Dans une entreprise, on observe une augmentation des salaires de 2% l'année 2, puis de 4% l'année 3.

La situation peut être représentée par le graphique 1 suivant :

accompagné du commentaire :

"Sur deux ans l’augmentation des salaires n’a pas dépassé les 6%" (1)

Mais la situation peut aussi être représentée par le graphique 2 suivant :

accompagné du commentaire :

"Sur deux ans l’augmentation des salaires a progressé de 100%".

Le simple fait de juxtaposer les deux approches conduit le lecteur à une réflexion, guidée par le bon sens, qui remet en perspective les faits et leur interprétation...

_________________________________

(1) on notera, pour être parfaitement rigoureux, que cette affirmation est erronée. En effet :

- Appliquer une augmentation de 2% c'est multiplier le salaire par 1,02.

- Appliquer une augmentation de 4% c'est multiplier le salaire par 1,04.

- Soit, sur deux ans, un coefficient multiplicateur de 1,02x1,04 = 1,0608. L'augmentation sur deux ans dépasse (d'un tout petit peu) les 6%.


Jeux de hasard

Voici une petite mise en situation :

Après avoir lancé un dé 99 fois, on obtient les résultats suivants :

  • le 1 est sorti 7 fois

  • le 2 est sorti 25 fois

  • le 3 est sorti 17 fois

  • le 4 est sorti 25 fois

  • le 5 est sorti 13 fois

  • le 6 est sorti 12 fois

Au centième lancer le(s) nombre(s) qui a(ont) le plus de chance de sortir est(sont) :

le 1 ☐ le 2 ☐ le 3 ☐ le 4 ☐ le 5 ☐ le 6 ☐

On pourrait être tenté (comme le sont parfois les joueurs du loto) de choisir le score qui est le moins sorti - en faisant, le cas échéant, une référence abusive à la "loi des grands nombres". Or, la seule loi à retenir est celle de "l'équiprobabilité des événements à venir". Autrement dit, au centième lancer, les scores 1, 2, 3, 4, 5, 6 ont la même chance de sortir les uns que les autres (une sur six).
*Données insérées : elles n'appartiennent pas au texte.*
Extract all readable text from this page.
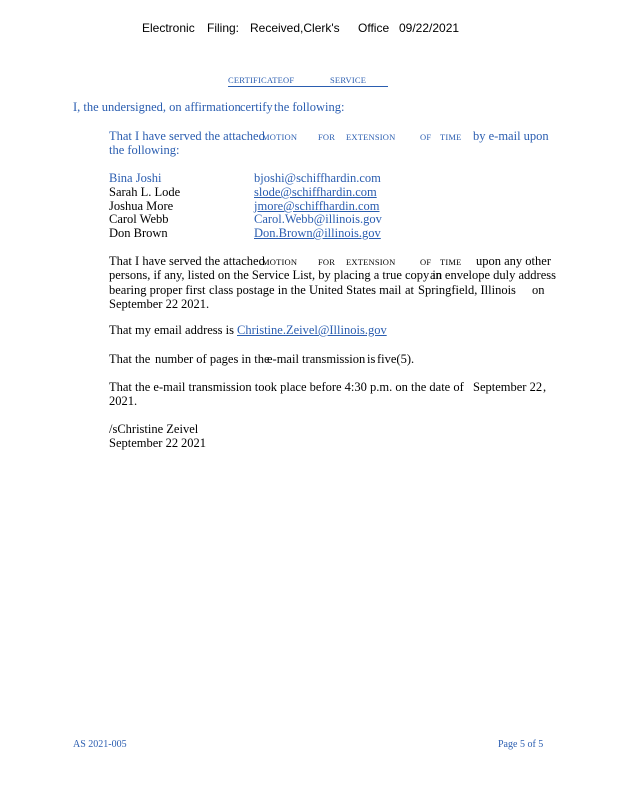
Electronic Filing: Received,Clerk's Office 09/22/2021
CERTIFICATEOF	SERVICE
I, the undersigned, on affirmation certify the following:
That I have served the attached
MOTION FOR EXTENSION	OF TIME by e-mail upon
the following:
Bina Joshi	bjoshi@schiffhardin.com
Sarah L. Lode	slode@schiffhardin.com
Joshua More	jmore@schiffhardin.com
Carol Webb	Carol.Webb@illinois.gov
Don Brown	Don.Brown@illinois.gov
That I have served the attached
MOTION FOR EXTENSION	OF TIME upon any other
persons, if any, listed on the Service List, by placing a true copy in
an envelope duly address
bearing proper first class postage in the United States mail at Springfield, Illinois on
September 22 2021.
That my email address is Christine.Zeivel@Illinois.gov
That the number of pages in the
e-mail transmission is five(5).
That the e-mail transmission took place before 4:30 p.m. on the date of September 22 ,
2021.
/sChristine Zeivel
September 22 2021
AS 2021-005	Page 5 of 5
J'invite le joueur qui n'en serait pas totalement convaincu à réfléchir à l'argument suivant : la plus grande vigilance devrait s'imposer lorsque l’on prend un dé en main car, si le tirage à venir dépendait de "l’histoire du dé", il serait prudent d'utiliser un dé n’ayant jamais servi !... (argument de "bon sens", là encore.)
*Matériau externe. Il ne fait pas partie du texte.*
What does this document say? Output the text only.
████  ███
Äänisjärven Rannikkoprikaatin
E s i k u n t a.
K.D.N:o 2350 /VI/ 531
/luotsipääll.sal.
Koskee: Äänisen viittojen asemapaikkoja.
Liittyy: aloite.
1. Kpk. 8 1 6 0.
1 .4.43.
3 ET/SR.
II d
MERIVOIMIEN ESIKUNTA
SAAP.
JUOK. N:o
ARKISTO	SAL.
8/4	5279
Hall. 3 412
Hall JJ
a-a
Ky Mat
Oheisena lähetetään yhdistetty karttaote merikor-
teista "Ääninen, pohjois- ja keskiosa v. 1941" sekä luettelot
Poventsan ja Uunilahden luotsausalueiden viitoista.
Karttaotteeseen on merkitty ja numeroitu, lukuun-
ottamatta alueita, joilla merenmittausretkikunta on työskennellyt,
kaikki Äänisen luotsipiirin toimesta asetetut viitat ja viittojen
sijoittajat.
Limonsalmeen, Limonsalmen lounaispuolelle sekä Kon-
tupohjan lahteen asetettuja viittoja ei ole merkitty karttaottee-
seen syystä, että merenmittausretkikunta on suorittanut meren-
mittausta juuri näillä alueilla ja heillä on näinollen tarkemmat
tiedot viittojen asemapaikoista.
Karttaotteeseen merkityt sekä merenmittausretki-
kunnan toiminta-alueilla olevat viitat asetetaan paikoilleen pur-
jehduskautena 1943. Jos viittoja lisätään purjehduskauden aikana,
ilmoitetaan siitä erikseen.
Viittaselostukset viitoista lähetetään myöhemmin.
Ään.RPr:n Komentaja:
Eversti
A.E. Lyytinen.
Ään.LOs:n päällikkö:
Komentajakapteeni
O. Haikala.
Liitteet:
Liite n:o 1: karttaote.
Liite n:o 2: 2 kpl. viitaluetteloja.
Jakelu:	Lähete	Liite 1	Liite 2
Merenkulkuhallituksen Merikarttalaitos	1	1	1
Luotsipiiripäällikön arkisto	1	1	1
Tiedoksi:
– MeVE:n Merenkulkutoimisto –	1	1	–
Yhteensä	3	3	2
Et sur le plan pédagogique, que faire ?

Il faut bien admettre, qu'auprès des élèves, tout argument "utilitariste" (les maths : c'est très utiles dans la vie !) est généralement de peu d'effet...

Ainsi, le pédagogue pourra-t-il s'inscrire dans une autre perspective : faire naître la motivation de l'élève sous la poussée de deux moteurs...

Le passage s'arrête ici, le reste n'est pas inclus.